Apr 11, 2017 11:18 AM EDT
New York Approves Tuition-Free Public Higher Education, Get To Know The Catch [VIDEO]
Over the weekend, the New York state legislature approved legislation making tuition for all public four-year colleges in the state free. The move is said to be a part of the state budget agreement.
The Washington Post reported earlier that any New York resident accepted into a four-year course to any New York community college or university must earn less than $125,000 per year. According to a Tweet by New York State Governor Andrew Cuomo, the plan for college free tuition for families earning less than $125,000 shows the difference that a responsible government makes.

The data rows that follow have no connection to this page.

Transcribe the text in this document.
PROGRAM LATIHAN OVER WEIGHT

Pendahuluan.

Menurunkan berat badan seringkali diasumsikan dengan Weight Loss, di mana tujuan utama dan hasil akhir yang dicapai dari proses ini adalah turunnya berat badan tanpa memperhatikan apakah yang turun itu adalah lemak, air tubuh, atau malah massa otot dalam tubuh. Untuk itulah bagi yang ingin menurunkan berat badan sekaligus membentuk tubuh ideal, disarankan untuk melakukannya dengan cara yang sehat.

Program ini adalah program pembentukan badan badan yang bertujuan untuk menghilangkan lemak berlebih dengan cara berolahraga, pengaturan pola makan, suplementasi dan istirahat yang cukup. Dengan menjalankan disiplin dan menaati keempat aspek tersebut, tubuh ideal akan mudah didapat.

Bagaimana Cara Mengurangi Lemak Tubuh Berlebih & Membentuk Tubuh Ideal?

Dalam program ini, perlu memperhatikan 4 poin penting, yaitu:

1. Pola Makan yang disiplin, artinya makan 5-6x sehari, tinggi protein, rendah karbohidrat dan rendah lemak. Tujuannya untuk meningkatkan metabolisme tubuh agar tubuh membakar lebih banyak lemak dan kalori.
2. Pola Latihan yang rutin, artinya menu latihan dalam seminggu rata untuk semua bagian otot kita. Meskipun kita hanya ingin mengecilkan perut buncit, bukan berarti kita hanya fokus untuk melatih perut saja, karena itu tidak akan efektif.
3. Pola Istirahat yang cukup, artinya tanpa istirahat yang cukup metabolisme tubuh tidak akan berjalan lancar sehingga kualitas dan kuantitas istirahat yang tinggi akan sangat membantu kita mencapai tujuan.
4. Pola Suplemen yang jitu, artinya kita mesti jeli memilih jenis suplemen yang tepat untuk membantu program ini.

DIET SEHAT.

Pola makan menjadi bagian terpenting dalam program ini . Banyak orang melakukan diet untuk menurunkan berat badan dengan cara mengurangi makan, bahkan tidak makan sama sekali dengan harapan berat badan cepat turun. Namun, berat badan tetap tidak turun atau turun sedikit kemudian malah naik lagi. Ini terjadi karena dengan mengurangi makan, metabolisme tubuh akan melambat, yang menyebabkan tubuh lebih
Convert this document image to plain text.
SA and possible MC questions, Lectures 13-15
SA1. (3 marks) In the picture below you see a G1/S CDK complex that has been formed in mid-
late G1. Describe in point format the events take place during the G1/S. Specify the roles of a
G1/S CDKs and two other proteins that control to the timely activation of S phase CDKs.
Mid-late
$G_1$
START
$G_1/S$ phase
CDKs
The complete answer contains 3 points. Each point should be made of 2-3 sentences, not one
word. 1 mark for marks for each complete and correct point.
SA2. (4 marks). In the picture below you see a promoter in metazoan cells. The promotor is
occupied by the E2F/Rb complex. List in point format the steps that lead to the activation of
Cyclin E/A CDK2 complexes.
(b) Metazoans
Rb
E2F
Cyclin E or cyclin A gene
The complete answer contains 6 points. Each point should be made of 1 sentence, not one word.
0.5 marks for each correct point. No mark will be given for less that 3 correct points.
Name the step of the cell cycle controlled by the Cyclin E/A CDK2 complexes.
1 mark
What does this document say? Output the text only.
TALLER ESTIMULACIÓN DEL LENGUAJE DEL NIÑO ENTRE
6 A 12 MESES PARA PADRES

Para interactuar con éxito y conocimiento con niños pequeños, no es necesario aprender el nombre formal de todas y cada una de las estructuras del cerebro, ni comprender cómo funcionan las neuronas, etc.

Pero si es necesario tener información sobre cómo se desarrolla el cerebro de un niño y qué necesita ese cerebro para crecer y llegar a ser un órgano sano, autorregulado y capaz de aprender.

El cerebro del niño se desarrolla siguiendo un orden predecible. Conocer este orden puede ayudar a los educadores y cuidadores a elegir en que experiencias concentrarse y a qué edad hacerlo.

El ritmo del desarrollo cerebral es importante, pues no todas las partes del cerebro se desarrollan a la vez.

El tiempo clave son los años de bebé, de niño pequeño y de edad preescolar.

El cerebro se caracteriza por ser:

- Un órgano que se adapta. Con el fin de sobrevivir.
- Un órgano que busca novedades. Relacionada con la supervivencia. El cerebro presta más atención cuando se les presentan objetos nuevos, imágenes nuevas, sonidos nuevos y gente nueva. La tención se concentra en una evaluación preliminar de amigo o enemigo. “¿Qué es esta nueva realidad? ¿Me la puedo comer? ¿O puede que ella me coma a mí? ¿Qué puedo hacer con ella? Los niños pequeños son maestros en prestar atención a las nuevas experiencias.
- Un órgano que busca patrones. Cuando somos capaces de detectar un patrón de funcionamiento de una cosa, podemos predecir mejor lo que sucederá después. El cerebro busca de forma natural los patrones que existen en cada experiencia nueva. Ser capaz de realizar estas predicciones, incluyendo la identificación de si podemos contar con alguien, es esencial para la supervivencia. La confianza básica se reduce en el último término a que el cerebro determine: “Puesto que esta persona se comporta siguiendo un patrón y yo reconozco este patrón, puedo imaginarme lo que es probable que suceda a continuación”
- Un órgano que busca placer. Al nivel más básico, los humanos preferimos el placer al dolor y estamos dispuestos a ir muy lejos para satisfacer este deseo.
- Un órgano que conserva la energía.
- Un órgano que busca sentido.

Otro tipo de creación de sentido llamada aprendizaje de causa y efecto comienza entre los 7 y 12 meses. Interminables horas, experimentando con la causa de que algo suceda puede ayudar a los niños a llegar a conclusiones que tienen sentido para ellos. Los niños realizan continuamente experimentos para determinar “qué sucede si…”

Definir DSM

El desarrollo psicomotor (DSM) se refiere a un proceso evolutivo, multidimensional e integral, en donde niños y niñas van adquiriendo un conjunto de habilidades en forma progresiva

The budget was approved on Saturday by the Assembly and was put to a vote and approved Sunday evening. By this move, it effectively made New York the first state to make public colleges and universities free for middle-class students.
To qualify for the program, aside from the qualifying annual income bracket, a student would have to meet certain class loads and GPA restrictions. Additionally, the benefit does not cover room and board.
However, there is a catch attached to the state's initiative, which was approved last Sunday: Students must stay in the state after graduation or risk paying back the state benefit. The rule not initially part of the free college tuition proposal when it was presented last January, however, it was inserted during the final negotiations with lawmakers.
The provision was added so as to protect the state's investment in a student's education by making sure they do not jump states after taking advantage of free education, said Gov. Cuomo. The length of stay is commensurate to the many years as they received the benefit, ABC News reported. If in the event the graduate decides to move and work in another state, they must repay the money, which will then be converted to a loan.
Several educators view the initiative in a positive light. Gail Mellow, president of LaGuardia Community College of the City University of New York, cites the new policy is extraordinary and will attract student to community college. Nancy Zimpher, chancellor of the State University of New York, states that there will be a great impact at community colleges; she views the initiative as a move to the precipice of a new era.
However, there are those who are also wary of the initiative. One such advocate and a professor of higher education policy and sociology at Temple University Sara Goldrick-Rab called the provision extortion, bad public policy, and a trick. Trying to tether students to states will not work, the group said. They believe graduates will naturally gravitate towards following lucrative jobs elsewhere.
Marc Cohen, president of the SUNY Student Assembly, stated that public higher education should be free and with no strings attached. Accordingly, they would not want a recent SUNY and CUNY graduate to be obligated to pay for taking a great job out of state.